An Italian city of ill-repute rehabilitated by three films
Each year when I attend the Italian Film Festival in Melbourne I feel I get a glimpse into the heart and soul of Italy through the films that have been made, and most loved, by Italians that year.
Last year I was struck by the number of films set in or around Taranto, where my husband is from, which during the seventeen years I lived in Rome, no one ever seemed to have visited or wanted to.
I had been visiting Taranto regularly over the years, spending long periods during Christmas, Easter and summer months. It always seemed strange to me that a place that was so much cheaper than the rest of Italy, with some of its best beaches and spectacular food, was not overrun with Italians and other tourists. To me it was a place of unique beauty, full of love and laughter from my in-laws, and people that stared at me unabashedly as though I was an alien but who were never the less incredibly welcoming and friendly.

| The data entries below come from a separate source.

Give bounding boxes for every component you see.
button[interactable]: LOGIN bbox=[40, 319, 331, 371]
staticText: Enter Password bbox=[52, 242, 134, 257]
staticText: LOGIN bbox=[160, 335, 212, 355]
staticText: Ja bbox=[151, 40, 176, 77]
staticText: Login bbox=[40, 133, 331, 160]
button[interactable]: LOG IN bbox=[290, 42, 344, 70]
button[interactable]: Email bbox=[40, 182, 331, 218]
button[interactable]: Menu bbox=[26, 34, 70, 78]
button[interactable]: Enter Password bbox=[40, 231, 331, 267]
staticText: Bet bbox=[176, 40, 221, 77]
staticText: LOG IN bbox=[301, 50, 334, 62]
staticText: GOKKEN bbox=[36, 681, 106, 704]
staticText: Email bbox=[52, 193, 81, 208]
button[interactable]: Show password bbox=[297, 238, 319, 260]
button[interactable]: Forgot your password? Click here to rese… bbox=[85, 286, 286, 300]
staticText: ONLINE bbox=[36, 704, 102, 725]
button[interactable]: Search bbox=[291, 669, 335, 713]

I got engaged in 2002 and I was living in Rome at the time. When I excitedly shared the news with my local Roman shopkeepers, café and bar owners that I was to be married, there was a look I didn't recognise that came over all of their faces, and a distancing. Their congratulations were formal and stilted, quite different from the jokey comradery we had built up over the years. The change seemed to come because I said my fiancée was from Taranto, not because I said I was to be married. I recounted reactions I was getting to the news I was marrying a man from Taranto to my fiancée. To my surprise, he wasn't surprised: "“Taranto doesn't have a great reputation in the rest of Italy."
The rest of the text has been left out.